Termination non-compliance – assistant ignores explicit "End the story" signals; exit criteria opaque to user - i.e. for the user's hard to predict what "done" looks like.
Redundant clarification loops – assistant re-asks for context already provided in the opening exchange instead of advancing phases. Instead, when the user front-loads context, the assistant should progress phases without redundant clarification loops.
Constraint drift – - The assistant dropped core narrative constraints (e.g., teen bullied at school) and prematurely pivoted to an unrelated setting (e.g., the forest).

Approach¶

1. Establish Baseline¶

Pin prompt version, model temperature, and random seed.
Audit the current metric suite to confirm it captures the minimum viable behavior for any Guru version: reliably driving a conversation end-to-end and producing a complete Minimatics output.
Run n≥30 GuruBench Minimatics conversations; record per-objective pass rates as baseline metrics.

2. Validate Metrics¶

Confirm each objective maps to ≥1 metric that correlates with human judgment (spot-check sample).
Decide scoring type per metric: binary | categorical | continuous.
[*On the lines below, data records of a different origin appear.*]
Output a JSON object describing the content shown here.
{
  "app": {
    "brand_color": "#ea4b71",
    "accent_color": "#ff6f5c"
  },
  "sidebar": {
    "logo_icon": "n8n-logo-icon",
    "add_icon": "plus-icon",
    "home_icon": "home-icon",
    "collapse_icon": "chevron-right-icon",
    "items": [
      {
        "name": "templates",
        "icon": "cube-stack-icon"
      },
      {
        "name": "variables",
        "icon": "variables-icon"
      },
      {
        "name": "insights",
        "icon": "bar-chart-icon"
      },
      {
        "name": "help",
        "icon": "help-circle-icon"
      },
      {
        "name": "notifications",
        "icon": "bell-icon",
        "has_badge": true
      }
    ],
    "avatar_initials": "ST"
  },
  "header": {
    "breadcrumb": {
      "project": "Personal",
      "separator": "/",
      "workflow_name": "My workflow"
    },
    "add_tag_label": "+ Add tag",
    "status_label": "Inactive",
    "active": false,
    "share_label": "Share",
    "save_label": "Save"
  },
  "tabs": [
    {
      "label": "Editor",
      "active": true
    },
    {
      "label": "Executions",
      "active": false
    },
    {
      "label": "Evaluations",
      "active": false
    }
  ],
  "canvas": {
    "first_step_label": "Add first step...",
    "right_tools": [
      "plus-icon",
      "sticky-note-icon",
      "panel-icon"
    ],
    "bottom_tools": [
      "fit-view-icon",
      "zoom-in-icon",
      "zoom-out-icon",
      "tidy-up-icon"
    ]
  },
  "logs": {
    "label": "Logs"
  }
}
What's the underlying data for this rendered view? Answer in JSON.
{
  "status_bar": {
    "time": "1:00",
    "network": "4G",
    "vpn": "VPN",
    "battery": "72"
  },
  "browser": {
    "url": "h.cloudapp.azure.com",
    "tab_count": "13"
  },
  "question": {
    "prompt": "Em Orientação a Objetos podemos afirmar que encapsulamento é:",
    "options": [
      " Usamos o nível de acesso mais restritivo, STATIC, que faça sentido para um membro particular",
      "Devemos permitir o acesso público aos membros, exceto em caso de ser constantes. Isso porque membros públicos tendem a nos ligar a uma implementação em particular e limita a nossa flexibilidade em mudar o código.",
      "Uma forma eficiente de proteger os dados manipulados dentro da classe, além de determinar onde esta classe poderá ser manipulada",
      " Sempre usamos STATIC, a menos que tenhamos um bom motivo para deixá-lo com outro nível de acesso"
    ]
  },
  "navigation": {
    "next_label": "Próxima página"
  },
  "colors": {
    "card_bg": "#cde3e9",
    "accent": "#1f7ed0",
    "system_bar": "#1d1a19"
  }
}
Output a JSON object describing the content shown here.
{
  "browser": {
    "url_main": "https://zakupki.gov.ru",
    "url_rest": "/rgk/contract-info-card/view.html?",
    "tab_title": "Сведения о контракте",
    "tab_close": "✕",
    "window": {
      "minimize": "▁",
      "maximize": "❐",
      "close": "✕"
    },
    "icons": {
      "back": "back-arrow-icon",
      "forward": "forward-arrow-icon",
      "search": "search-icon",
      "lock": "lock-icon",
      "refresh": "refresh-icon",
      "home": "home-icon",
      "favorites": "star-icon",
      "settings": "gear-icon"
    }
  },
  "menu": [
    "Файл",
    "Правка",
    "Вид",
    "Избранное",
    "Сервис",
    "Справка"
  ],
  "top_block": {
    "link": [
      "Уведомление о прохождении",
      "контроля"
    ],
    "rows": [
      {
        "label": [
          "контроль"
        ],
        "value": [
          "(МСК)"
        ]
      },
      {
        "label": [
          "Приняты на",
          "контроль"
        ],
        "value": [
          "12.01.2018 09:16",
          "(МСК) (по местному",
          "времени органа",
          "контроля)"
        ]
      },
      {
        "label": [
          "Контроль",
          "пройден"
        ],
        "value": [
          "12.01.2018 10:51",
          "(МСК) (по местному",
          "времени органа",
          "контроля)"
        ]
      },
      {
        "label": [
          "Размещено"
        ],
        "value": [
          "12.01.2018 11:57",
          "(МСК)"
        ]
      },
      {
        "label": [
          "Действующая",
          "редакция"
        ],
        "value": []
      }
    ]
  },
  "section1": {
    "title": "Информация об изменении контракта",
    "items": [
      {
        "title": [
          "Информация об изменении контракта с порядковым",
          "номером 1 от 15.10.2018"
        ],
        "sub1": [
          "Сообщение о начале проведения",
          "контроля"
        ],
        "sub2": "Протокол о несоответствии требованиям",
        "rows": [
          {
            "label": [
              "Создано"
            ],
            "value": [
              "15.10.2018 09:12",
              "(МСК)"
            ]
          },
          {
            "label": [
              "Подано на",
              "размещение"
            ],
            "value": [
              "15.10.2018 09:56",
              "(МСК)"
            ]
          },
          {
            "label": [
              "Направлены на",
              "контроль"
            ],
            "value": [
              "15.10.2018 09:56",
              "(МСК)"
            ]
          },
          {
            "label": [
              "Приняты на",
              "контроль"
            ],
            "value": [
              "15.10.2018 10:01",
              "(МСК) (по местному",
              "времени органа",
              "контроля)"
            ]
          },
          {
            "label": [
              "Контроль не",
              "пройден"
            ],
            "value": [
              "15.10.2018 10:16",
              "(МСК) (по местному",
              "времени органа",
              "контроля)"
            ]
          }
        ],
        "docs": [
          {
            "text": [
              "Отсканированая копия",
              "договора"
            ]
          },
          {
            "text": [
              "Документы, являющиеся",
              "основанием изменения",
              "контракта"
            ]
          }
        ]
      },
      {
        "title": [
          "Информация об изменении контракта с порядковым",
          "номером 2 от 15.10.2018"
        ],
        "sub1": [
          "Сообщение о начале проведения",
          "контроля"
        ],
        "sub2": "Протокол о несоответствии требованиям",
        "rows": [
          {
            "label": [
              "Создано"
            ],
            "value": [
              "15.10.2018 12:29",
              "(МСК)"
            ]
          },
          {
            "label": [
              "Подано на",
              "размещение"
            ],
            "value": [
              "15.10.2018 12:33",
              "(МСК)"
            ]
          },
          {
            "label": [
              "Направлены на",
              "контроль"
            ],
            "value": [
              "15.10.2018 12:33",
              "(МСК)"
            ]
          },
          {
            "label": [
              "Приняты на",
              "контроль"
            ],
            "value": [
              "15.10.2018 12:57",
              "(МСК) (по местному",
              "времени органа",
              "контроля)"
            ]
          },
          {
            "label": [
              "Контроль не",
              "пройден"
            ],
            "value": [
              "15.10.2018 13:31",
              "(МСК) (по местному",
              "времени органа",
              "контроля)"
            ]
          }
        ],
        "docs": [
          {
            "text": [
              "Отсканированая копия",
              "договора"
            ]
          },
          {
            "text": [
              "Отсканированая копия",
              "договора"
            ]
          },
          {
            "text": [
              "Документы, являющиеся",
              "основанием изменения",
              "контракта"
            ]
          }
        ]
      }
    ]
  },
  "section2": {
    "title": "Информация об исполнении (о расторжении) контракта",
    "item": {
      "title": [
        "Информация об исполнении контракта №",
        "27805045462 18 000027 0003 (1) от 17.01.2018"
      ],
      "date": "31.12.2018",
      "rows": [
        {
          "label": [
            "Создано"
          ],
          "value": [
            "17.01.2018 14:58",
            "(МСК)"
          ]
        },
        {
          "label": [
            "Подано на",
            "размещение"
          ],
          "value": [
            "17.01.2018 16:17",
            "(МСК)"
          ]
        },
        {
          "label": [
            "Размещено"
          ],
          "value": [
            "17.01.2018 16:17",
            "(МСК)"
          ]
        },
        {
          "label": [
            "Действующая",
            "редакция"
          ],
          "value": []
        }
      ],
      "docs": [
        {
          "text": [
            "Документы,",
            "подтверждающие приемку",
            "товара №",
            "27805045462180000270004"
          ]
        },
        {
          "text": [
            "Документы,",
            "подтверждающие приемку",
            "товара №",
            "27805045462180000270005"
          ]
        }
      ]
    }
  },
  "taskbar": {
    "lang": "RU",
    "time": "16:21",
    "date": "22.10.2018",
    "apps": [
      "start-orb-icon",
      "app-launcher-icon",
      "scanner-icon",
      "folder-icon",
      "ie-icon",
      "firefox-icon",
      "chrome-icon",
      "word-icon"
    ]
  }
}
3. Ablation Phase - One Goal at a Time¶

For each objective: 1. Hypothesize – state expected behavioral change and the metric(s) it should move. 2. Intervene – apply minimal prompt delta; snapshot to versioned file in system_prompts_minimatics/. (The latest system_prompts_minimatics/.txt becomes the starting point for the new version.) 3. De-bloat – run prompt_debloat.py --regenerate. 4. Evaluate – run n≥30 conversations; compare to baseline. minimatics.test_runner_minimatic --count 30. 5. Accept/Reject – accept if target metric ≥90% and* no other metric regresses >5 pp from baseline.

4. Verify Behavioral Changes¶

After each ablation, validate the objective via its mapped metric(s).
Success Criteria: Objective met when its metric achieves ≥90% pass rate (p < 0.05 vs. baseline via proportion z-test).
Document effect size and any observed regressions for traceability.